Another important consideration in the use of our score is that the study sample was derived from participants in an urban multiethnic elderly community with a high prevalence of risk factors for mortality and dementia. They were aged 65 years or older at baseline and were followed up on average for 4.2 years. Thus, the score is applicable to the prediction of dementia risk in approximately 4 years only among elderly people who survive for about the next 4 years. It is possible that survival bias has affected our results, as it is reasonable to postulate that those who died before inclusion in the study had worse risk factor profiles than persons surviving up to inclusion in the study. If dementia were more prevalent during life in persons who died before enrollment in the study than in persons who were included in the study, our score would underestimate the effects of the individual risk factors. If those who died before inclusion in the study had worse risk factor profiles while dementia was less prevalent, the specificity of our risk score could be reduced. It is also important to note that there is a potential of misclassification of other types of dementia as LOAD. The diagnosis of LOAD was a consensus diagnosis based on clinical information that includes strokes and other features of clinical presentation such as time of dementia in relation to stroke. While imaging was used to confirm the clinical diagnosis of stroke in most cases, we did not have information on subclinical infarcts or white matter hyperintensities. However, we addressed the issue of misclassification of vascular dementia as LOAD by conducting sensitivity analysis using probable LOAD only. Compared with analyses in which we used probable and possible LOAD, the results did not change, indicating that misclassification of vascular dementia as LOAD is unlikely to explain our findings. The main reason we considered LOAD and not vascular dementia or all dementia as an outcome is that the purpose of this score is to be used as a simple summary score for adjusting for known risk factors in epidemiologic studies of LOAD, including LOAD genetics.

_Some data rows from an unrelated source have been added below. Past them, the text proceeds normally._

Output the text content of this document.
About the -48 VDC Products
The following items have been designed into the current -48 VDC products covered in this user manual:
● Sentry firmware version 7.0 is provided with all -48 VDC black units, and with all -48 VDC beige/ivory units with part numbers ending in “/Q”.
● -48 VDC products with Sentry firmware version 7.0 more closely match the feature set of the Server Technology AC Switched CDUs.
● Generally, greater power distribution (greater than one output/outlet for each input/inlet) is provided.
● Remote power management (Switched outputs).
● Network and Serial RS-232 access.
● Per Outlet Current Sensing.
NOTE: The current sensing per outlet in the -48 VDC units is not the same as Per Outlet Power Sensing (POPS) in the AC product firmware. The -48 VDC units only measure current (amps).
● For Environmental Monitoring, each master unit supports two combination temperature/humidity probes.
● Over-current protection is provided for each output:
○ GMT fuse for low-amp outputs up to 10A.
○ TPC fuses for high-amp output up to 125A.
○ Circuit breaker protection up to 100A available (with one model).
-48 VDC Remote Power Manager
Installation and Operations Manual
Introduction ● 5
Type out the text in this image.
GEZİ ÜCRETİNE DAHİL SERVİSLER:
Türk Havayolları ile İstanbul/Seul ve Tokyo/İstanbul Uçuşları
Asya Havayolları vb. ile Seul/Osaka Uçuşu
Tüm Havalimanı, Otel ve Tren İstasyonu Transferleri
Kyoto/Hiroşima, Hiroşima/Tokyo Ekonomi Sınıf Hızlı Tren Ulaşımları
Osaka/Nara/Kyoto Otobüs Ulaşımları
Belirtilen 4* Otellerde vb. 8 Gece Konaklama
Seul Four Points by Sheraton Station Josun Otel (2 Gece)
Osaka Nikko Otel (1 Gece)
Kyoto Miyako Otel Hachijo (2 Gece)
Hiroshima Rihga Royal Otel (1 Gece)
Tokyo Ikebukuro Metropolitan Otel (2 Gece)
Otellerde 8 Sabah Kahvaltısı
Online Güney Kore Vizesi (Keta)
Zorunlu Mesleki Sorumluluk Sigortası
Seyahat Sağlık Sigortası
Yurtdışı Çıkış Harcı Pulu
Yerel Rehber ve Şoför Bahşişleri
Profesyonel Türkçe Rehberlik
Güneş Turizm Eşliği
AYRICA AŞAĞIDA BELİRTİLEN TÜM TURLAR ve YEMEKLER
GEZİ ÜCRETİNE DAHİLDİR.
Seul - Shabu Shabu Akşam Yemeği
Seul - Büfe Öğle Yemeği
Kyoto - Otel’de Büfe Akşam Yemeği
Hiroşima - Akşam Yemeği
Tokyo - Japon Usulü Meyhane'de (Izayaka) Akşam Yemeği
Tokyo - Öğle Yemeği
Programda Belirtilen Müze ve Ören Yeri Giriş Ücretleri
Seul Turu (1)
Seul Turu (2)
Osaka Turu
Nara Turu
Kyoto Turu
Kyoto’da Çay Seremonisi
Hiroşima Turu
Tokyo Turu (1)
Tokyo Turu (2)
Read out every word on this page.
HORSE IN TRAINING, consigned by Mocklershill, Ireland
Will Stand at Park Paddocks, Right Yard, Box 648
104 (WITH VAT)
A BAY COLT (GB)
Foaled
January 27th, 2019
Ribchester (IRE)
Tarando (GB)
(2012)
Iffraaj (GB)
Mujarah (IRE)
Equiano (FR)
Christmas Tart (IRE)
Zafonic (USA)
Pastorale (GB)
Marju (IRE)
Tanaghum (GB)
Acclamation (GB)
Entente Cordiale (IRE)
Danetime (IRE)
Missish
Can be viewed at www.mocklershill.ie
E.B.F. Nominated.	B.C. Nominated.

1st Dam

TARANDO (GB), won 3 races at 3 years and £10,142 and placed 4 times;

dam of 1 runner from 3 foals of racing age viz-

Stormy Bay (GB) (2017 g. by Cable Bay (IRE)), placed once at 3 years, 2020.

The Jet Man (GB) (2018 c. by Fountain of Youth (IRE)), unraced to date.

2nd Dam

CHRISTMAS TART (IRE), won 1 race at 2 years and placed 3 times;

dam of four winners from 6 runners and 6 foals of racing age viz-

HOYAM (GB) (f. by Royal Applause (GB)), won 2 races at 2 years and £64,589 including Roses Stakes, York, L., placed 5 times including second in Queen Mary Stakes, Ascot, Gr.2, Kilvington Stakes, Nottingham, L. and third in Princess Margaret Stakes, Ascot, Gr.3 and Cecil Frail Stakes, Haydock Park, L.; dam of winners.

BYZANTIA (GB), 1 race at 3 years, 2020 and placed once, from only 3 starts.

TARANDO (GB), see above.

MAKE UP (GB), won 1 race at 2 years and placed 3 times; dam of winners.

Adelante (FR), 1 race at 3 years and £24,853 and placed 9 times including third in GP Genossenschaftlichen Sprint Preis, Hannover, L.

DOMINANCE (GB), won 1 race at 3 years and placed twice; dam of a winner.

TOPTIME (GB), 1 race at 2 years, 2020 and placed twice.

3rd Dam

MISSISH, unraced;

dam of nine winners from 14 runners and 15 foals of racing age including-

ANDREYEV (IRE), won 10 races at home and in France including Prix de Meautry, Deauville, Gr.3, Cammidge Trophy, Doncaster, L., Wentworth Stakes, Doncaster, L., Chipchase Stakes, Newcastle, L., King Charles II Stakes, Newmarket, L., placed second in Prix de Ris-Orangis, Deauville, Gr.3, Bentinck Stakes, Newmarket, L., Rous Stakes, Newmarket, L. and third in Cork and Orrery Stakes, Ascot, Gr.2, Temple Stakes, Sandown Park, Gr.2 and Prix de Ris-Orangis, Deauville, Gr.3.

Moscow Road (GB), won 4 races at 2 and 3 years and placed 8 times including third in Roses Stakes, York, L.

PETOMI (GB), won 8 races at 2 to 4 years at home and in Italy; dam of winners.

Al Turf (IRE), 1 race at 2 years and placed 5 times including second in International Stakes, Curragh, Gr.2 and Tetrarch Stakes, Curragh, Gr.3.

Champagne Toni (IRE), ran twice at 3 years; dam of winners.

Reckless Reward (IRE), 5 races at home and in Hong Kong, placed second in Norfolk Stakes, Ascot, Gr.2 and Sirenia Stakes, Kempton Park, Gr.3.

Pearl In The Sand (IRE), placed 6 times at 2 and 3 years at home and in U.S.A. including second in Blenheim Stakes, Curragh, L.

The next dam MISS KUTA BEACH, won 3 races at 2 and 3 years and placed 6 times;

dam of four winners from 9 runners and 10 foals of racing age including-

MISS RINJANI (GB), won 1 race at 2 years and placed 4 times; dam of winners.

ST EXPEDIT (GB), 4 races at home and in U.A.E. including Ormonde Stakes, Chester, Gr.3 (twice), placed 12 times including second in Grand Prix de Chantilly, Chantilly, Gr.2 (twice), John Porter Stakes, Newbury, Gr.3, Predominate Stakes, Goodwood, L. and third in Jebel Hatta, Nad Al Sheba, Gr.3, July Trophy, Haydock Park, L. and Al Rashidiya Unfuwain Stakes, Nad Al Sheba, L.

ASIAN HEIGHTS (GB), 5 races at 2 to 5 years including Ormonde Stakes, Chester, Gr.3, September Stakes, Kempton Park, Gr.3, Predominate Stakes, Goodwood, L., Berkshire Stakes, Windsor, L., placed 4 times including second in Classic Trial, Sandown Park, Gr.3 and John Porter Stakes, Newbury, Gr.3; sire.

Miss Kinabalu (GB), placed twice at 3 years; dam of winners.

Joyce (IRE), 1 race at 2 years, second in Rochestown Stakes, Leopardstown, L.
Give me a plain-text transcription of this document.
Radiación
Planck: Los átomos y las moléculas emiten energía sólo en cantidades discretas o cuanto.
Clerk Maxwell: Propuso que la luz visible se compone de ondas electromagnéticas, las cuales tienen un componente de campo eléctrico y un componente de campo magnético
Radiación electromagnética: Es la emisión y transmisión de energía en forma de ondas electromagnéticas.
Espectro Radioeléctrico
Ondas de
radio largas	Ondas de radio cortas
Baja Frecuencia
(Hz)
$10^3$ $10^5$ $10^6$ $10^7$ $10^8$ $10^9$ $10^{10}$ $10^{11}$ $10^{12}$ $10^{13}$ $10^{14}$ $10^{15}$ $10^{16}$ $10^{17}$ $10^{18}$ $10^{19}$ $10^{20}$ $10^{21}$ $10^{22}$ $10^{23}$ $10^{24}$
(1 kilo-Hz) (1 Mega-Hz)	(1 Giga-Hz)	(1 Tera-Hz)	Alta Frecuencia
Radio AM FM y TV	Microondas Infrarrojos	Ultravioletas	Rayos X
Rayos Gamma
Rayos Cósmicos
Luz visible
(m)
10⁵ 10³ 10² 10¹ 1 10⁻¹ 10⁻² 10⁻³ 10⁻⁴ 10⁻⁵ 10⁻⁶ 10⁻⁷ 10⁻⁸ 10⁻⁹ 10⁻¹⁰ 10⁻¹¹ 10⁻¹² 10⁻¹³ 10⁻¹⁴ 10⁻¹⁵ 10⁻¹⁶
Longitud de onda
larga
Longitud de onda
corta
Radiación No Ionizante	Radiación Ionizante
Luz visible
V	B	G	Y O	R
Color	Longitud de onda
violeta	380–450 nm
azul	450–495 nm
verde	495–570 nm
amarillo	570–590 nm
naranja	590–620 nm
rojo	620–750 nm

This study has important strengths. It is a prospective cohort study designed for the diagnosis of cognitive decline that has complete clinical and neuropsychological evaluation at each interval. Our study has sensitive measures of cognitive change in several specific domains including memory. In addition, we had the ability to diagnose dementia and cognitive impairment without dementia at baseline, thus allowing us to observe an unbiased sample.
Today there is no curative treatment for LOAD, which emphasizes the importance of primary prevention. In particular, vascular risk factors have been implicated in the risk of LOAD, suggesting that, at least partly, the same measures of primary prevention are implicated for the prevention of both LOAD and cardiovascular events. Our dementia risk score, which is based on the vascular risk profile in late life, predicts dementia well in our data set. For all vascular risk factors included in the score (diabetes, hypertension, dyslipidemia, and obesity), therapeutic interventions are widely available. While additional studies in other populations are needed to validate and further develop the score, our study suggests that this score could be a valuable tool to identify individuals in late life who might be at risk and benefit from lifestyle and therapeutic interventions. In addition, it could be used in genetic research of dementia to adjust for nongenetic confounding.